Abstract 713P
Background
Since September 2019, combination immunotherapy, which combines cytotoxic chemotherapy with immune-checkpoint inhibitors therapy, has been used as the first-line treatment for extensive-stage small cell lung cancer (ES-SCLC). However, factors related to clinical course and prognosis in real-world settings have not been sufficiently investigated.
Methods
We retrospectively examined 101 cases of ES-SCLC treated with combination immunotherapy, at participating institutions between September 2019 and December 31, 2023.
Results
The male/female ratio was 76/25, with a median age of 70 years (range: 26-84 years). Atezolizumab was combined in 57 cases, and durvalumab in 44 cases. First-line treatment was administered in 83 cases, and second-line or later treatment in 13 cases. The response rate (ORR) was 56.4% (95% CI: 46.7%-65.7%), median overall survival (OS) was 9.7 months (range: 0.4-49.8 months), and median progression-free survival (PFS) was 5.1 months (range: 0.4-36.9 months). No differences in OS or PFS were observed between treatment regimens. Immune-related adverse events (irAEs) occurred in 28 cases. Sixteen cases (15.8%) achieved long-term survival of 24 months or more. Performance status (PS) at the start of treatment, hypoalbuminemia, and CRP levels were associated with OS.
Conclusions
The clinical course of combination immunotherapy, for ES-SCLC has become clearer with its approval. PS, albumin, and CRP levels at the start of treatment were confirmed as prognostic factors, as previously reported. While irAEs and changes in CRP and eosinophil counts were examined as potential predictive factors for the efficacy of immune checkpoint inhibitors, as reported in non-small cell lung cancer and renal cell carcinoma, no significant factors were found. ES-SCLC may respond differently compared to non-small cell lung cancer. The number of long-term survivors has increased with the use of immune-checkpoint inhibitors, and identifying predictive factors for their efficacy remains a future challenge.

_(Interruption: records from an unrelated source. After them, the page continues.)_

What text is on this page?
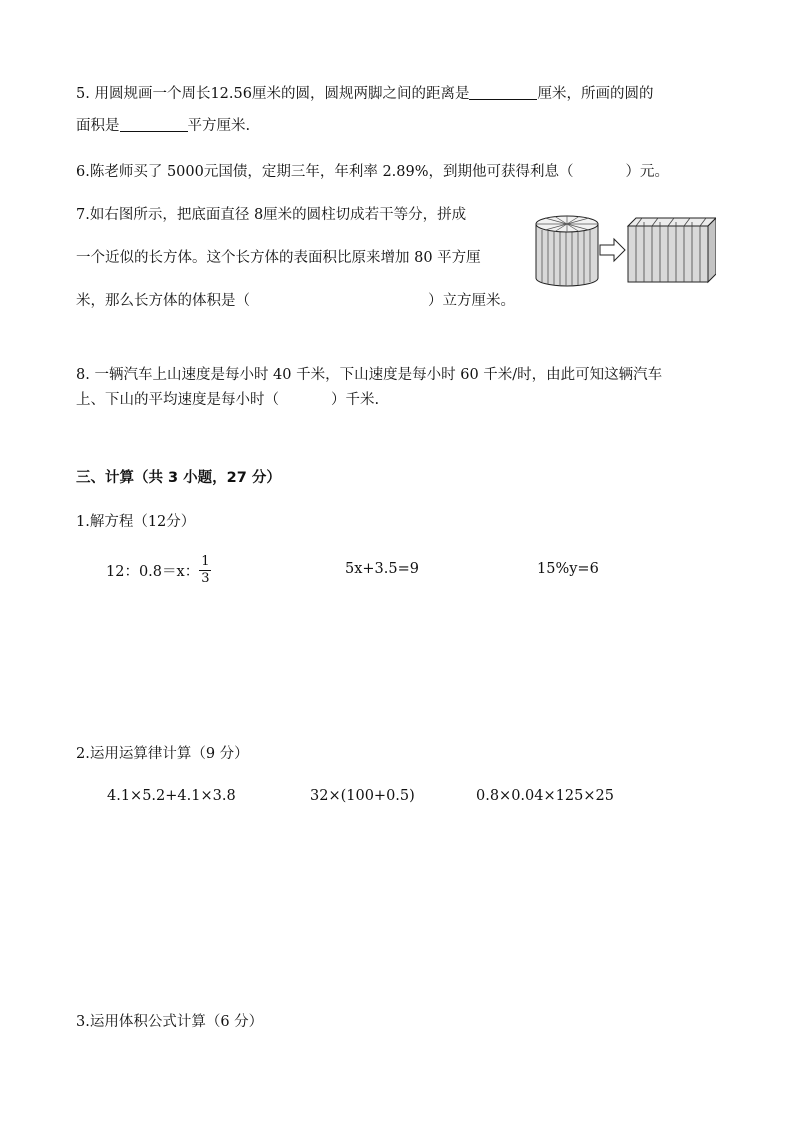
5. 用圆规画一个周长12.56厘米的圆，圆规两脚之间的距离是	厘米，所画的圆的
面积是	平方厘米.
6.陈老师买了 5000元国债，定期三年，年利率 2.89%，到期他可获得利息（	）元。
7.如右图所示，把底面直径 8厘米的圆柱切成若干等分，拼成
一个近似的长方体。这个长方体的表面积比原来增加 80 平方厘
米，那么长方体的体积是（	）立方厘米。
8. 一辆汽车上山速度是每小时 40 千米，下山速度是每小时 60 千米/时，由此可知这辆汽车
上、下山的平均速度是每小时（	）千米.
三、计算（共 3 小题，27 分）
1.解方程（12分）
12：0.8＝x： $\frac{1}{3}$	5x+3.5=9	15%y=6
2.运用运算律计算（9 分）
4.1×5.2+4.1×3.8	32×(100+0.5)	0.8×0.04×125×25
3.运用体积公式计算（6 分）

Clinical trial identification
Juntendo University Hospital Clinical Reserch and Trial Center No:H18-0083.
Editorial acknowledgement
Legal entity responsible for the study
Respiratory Medicine Department, Juntendo University Graduate school of medicine.
Funding
Has not received any funding.
Disclosure
T. Mimori: Financial Interests, Personal, Invited Speaker: AstraZeneca, Chugai pharmaceutical, Daiichi Sankyo pharmaceutical, Bristol Myers Squibb, Taiho pharmaceutical, Eisai, Ono Pharmaceutical; Financial Interests, Institutional, Local PI: AstraZeneca, Amgen, Chugai pharmaceutical, MSD, Janssen pharmaceutical, Syneous Health. T. Shukuya: Financial Interests, Personal and Institutional, Local PI: AstraZeneca, Chugai pharmaceutical, MSD, Novartis; Financial Interests, Personal and Institutional, Speaker’s Bureau: AstraZeneca, Chugai pharmaceutical, Boehringer Ingelheim, Novartis; Financial Interests, Personal and Institutional, Research Funding: Chugai pharmaceutical, Boehringer Ingelheim; Financial Interests, Personal, Speaker’s Bureau: Eli Lilly, Ono Pharmaceutical, Merck, Takeda pharmaceutical, Pfizer, Daiichi Sankyo pharmaceutical, Taiho pharmaceutical, Bristol Myers Squibb, Eisai, Nippon Kayaku, Amgen. K. Takahashi: Financial Interests, Personal, Invited Speaker: AstraZeneca, Chugai pharmaceutical, Boehringer Ingelheim, MSD, Ono Pharmaceutical, Takeda pharmaceutical, Pfizer, Daiichi Sankyo pharmaceutical, Eisai, Nippon Kayaku; Non-Financial Interests, Personal, Advisory Board: Eli Lilly, Novartis, Taiho pharmaceutical, Amgen, Merck. All other authors have declared no conflicts of interest.